Q. How important is modern winemaking equipment in your winemaking ?
“ Not really important. To have whatever equipment in working condition and to have all equipment sterilised after working is more important. And, of course, adequate cooling for cooler fermentations.”
Q. You say you never really worked under a winemaker. How come ?
“When I graduated in 1995 I commenced my winemaking career at Niel Joubert Wines in Paarl as Chief Winemaker !”
Q And then ?
“I accepted a challenging appointment in 1998 at Moreson in Franschhoek. It was here I that I gained most of my winemaking experience and began to travel the world.”
Q. When did you move to Rijks ?
“After experience in Paarl and Franschhoek I headed for Rijks in Tulbagh and into totally unknown territory in 2002.”
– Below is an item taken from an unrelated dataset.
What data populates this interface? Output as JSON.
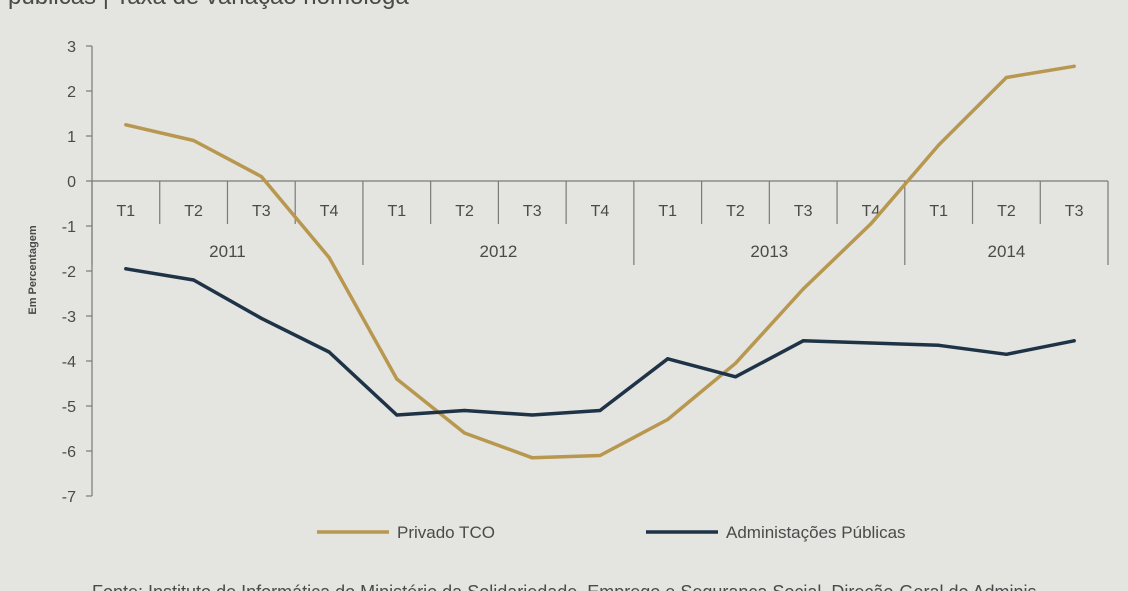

Q. You have helped other cellars ?
“Yes , during the past 14 years at Rijk’s I have consulted for various wineries in the Tulbagh area in an effort to improve all the wines of the area. During this time I won numerous awards and then in 2007 I went to the Northern Rhone in France to work for a vintage to gain a different perspective.” He carried on “Despite the French visit I believe to this day that my wines have a unique signature which is a direct result of never being an assistant and working under prescribed winemaking conditions.”
Q. To wrap up ?”
“When Rijks started out in 2000 we made wine from10 different cultivars. In 2006 we took out all but Chenin Blanc, Pinotage and Shiraz. We believe that by doing that we can keep on being consistent in making quality wines and become one of the icons in the South African wine industry.”